Exchange OnPremises mailflow issue ( Remote(ConnectionReset) )

Copper Contributor

we have an organization in hybrid with central exchange 2016 relay servers that relay the inbound messages to the satelite locations. The inbound mail from O365/internet arrive just fine on the relay servers and then get queued for delivery to the onpremises exchange server. All onpremises exchange reside in the same AD Forest and mail-delivery TLS is based on the exchange server trusted certificates.

 

the satelite location network connection is using wireless broadband that can be either Sattelite/4G/WiFi based on availability of the best provider. The messages queue and in some cases the messages are stuck and the error in the smtpreceive log is "Remote(ConnectionReset)". The lasterror on the sending relay server is:

LastError Status
--------- ------
450 4.4.318 Connection was closed abruptly (SuspiciousRemoteServerError) Retry

 

The network traffic capture with wireshark shows a lot of package retransmit and finally you see RST (reset) messages.

The OUTBOUND traffic from the satellite location towards the central relay seems to be just fine which makes me wonder where to search for the real issue/cause.

As the nature of the WAN connection via satellite/4g/longe range wifi is sensitive to dataloss/inefficiency that should impact both directions but I see mainly issues inbound towards the satellite exchange server.

 

any suggestions related to TCP-stack optimization (Set-NetTcpSetting profile optimization??) or which exchange log to check if the receiving server is the issue or the network?

 

the intrusion detection (checkpoint) has been bypassed for the exchange related traffic.

 

Thanks for any suggestions.

Rgds,

Eric

2 Replies

@env296 out of curiosity, are you using port 25 on the WAN ip of the 4g devices? Or do you establish VPN tunnels first and then tunnel the SMTP traffic? I would think a VPN tunnel would help you to bypass any port filters that might be imposed by the 4g cellular carriers. 
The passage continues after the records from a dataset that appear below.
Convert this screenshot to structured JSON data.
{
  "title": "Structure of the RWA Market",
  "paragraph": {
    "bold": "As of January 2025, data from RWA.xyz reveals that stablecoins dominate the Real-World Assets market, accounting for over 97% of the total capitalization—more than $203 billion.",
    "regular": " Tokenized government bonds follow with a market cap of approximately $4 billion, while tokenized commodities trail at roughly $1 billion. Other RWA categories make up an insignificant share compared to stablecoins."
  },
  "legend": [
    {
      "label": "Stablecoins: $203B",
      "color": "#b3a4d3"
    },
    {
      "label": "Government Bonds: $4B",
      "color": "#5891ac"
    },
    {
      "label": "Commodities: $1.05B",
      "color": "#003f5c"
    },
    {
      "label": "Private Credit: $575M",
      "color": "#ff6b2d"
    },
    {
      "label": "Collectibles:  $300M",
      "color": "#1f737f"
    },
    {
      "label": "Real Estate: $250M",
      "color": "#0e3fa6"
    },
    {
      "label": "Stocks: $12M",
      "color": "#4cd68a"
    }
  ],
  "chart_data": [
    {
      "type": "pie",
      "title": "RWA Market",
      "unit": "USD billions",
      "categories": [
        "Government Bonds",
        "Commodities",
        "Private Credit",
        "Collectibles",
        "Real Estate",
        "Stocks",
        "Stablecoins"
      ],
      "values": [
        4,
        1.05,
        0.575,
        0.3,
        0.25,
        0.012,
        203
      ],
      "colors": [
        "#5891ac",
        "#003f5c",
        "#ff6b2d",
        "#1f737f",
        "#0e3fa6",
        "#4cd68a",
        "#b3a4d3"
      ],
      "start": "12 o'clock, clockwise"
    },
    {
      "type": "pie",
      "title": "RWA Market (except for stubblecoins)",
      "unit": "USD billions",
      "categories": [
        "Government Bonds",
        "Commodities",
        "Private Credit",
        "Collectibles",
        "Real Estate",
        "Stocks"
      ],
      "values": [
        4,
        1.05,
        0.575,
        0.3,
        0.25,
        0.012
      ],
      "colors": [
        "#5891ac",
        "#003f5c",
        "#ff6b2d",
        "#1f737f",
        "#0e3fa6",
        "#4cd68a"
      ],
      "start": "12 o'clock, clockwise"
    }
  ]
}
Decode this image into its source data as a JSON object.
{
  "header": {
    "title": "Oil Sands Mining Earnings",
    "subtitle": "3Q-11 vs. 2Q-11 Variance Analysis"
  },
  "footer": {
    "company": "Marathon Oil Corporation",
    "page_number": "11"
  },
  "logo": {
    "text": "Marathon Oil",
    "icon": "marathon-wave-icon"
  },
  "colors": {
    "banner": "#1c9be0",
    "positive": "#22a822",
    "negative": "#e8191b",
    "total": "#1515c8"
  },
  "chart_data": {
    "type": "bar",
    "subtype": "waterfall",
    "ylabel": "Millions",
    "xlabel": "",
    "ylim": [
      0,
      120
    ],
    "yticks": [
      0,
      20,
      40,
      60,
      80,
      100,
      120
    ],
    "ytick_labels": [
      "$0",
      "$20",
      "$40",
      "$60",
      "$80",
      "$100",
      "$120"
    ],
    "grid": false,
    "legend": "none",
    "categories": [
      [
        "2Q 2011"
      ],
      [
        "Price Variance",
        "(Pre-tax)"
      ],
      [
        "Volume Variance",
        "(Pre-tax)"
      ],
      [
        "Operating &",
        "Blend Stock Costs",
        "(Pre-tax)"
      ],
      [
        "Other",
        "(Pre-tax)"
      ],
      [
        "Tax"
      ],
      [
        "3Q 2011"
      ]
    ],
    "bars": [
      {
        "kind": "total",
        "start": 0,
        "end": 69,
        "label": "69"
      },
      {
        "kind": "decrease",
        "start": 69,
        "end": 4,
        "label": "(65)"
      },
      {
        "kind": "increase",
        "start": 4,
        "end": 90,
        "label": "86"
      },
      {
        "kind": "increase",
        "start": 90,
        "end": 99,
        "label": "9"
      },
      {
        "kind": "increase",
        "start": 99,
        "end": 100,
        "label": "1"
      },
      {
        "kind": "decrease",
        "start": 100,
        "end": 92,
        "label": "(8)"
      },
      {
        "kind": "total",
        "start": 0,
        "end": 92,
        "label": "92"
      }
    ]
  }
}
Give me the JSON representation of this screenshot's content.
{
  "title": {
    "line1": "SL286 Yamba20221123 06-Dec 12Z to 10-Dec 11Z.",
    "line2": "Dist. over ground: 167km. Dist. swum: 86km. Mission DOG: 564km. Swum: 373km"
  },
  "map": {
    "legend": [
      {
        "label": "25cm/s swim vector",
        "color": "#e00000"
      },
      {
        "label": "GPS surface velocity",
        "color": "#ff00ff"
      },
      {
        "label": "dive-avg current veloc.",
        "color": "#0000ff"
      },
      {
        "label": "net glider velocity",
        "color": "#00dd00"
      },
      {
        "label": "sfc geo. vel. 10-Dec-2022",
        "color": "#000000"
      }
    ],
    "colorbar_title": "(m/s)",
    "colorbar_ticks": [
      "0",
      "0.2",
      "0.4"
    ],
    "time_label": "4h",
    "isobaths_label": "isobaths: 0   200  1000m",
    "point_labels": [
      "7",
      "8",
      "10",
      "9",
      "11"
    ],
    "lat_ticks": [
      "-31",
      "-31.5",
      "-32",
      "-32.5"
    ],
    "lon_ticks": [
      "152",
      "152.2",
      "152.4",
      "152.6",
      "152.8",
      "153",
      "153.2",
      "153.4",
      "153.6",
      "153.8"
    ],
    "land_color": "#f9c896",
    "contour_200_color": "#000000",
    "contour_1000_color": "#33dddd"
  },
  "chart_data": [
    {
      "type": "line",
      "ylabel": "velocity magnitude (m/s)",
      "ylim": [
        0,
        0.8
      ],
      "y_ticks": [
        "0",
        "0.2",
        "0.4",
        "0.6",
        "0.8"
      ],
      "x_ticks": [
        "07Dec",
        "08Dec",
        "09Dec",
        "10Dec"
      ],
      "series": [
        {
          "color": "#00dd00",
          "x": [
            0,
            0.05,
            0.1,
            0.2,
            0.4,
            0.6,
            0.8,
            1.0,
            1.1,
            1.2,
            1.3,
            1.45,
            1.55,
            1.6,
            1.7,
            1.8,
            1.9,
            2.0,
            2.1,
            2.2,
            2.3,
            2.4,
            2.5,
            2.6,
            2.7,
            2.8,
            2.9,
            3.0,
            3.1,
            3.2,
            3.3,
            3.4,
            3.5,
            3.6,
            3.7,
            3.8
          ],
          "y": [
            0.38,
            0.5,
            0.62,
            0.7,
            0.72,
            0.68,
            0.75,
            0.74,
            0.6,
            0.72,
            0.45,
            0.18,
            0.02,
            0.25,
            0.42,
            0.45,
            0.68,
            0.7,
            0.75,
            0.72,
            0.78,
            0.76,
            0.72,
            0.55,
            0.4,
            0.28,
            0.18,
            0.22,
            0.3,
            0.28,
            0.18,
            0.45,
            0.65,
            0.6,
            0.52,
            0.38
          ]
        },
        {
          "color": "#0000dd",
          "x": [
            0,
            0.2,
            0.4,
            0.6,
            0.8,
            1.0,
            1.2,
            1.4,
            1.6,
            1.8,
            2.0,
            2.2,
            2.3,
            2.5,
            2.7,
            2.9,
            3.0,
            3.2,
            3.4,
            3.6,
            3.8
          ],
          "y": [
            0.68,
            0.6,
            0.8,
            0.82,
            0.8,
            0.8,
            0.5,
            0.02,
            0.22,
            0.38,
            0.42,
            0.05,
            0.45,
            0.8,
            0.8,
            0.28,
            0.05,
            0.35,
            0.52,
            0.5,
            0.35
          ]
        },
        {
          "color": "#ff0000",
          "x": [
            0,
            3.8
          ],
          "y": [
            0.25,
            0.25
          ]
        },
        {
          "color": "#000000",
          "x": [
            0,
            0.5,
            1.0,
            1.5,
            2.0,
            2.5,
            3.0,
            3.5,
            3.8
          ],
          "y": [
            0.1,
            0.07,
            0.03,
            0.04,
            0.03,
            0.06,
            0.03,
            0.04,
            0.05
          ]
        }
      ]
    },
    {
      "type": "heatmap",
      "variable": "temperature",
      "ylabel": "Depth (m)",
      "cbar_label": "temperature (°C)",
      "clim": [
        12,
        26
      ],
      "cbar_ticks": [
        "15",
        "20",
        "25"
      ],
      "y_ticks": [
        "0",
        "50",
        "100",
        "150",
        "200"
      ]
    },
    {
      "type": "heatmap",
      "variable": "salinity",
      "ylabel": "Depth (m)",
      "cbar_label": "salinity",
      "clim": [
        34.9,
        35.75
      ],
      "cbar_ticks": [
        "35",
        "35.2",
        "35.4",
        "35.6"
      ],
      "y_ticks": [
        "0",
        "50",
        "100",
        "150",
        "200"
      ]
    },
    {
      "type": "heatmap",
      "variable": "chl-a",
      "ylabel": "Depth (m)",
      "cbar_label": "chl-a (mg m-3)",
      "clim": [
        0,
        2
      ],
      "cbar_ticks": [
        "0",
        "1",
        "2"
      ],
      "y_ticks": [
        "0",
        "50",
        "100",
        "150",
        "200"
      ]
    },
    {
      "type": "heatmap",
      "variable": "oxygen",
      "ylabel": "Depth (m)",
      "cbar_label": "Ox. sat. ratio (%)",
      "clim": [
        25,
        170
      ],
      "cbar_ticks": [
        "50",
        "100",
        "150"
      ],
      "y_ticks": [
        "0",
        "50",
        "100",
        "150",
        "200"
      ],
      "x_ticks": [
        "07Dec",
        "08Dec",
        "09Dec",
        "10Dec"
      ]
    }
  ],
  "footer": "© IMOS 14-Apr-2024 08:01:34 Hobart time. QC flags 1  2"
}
Hi, sorry for the huge delay. I did not get a notification apparently.
The vessels always setup a site-to-site VPN and all datacenter traffic goes through that tunnel.
The issue is mostly under control and the root cause was related to QOS capping of the inbound to vessel traffic. Setting the correct qos made the flow more stable. Still Capping/throttling can happen by the provider of the WiFi/wimood/sat/4G connection which is out of our control and a big storm or other disruption factors also cause troubles.

Our solution was to remove transfer limits for mail related traffic on tcp 2525 for inter-server traffic. This still has TLS which doesn’t allow us to compress/optimize the data using riverbed. The next step is to setup dedicated send/receive connectors without TLS for server-to-server communication accross the vpn tunnel and optimize that traffic using riverbed steelheads. Most importantly reduce the maximum size of the messages.

Hope this helps someone.

Rgds
Eric